Мария задремала: пение птиц оказывало расслабляющее действие. Ей приснилось (или она вообразила это?), что она видит мужчину в кроне дерева снаружи, балансирующего на ветке с обезьяньей ловкостью. Его лицо было смуглым, а улыбка казалась полоской слоновой кости на сумрачном лице. Потом он стал двигаться с такой силой и изяществом, что казался кем-то большим, чем обычный смертный, а возможно, походил на животное.
Он молча манил ее к себе, или, скорее, она испытывала желание встать и последовать за ним, покинуть надежную комнату с каменным полом и стрельчатыми окнами и присоединиться к нему на качающейся ветке. Приблизившись, она ощутила холодное прикосновение ветра, задувавшего в открытое окно, и увидела светло-зеленую дымку, созданную лучами восходящего солнца, просвечивавшими через тысячи нежных, полупрозрачных листьев. Огненный шар за ними образовывал светлый ореол вокруг его головы, и она не видела того, к кому направлялась.

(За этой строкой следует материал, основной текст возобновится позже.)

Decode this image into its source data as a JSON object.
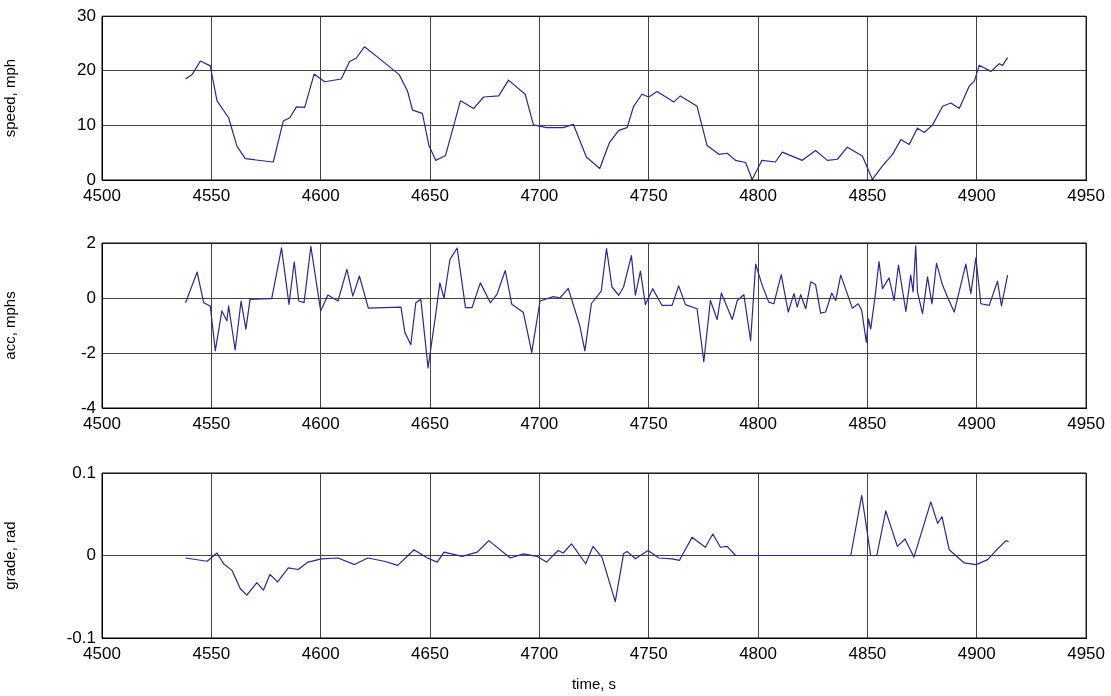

Она заморгала и проснулась. Одеяло сползло на пол, и холодный ветер из ее сна мог иметь лишь такое объяснение. Солнце только что взошло, но уже просвечивало через голые ветви деревьев. Мария встала с постели и посмотрела на большую черную ветку прямо под окном, достаточно прочную, чтобы вынести вес человека. Но там никого не оказалось.
Она испытывала непонятное смятение и тяжесть в голове. «Нужно лечь в постель, снова заснуть и проснуться, – подумала она. – Но уже поздно. Скоро слуги придут одевать меня».
Ее свадебное платье и мантия висели на деревянной подставке в дальнем конце комнаты, где она провела эту ночь в одиночестве по собственному решению.
Мария подошла к платью и замерла, глядя на то, как оно ниспадает текучими складками на деревянной форме. Оно было ослепительно-белым, так как королева решительно настояла на своем. Когда она вызвала придворного портного Бальтазара и описала платье, которое ей хотелось получить, он тоже начал спорить:
– Нет-нет, Ваше Королевское Величество! Здесь, во Франции, белый – это цвет траура. Он не годится для свадебного платья!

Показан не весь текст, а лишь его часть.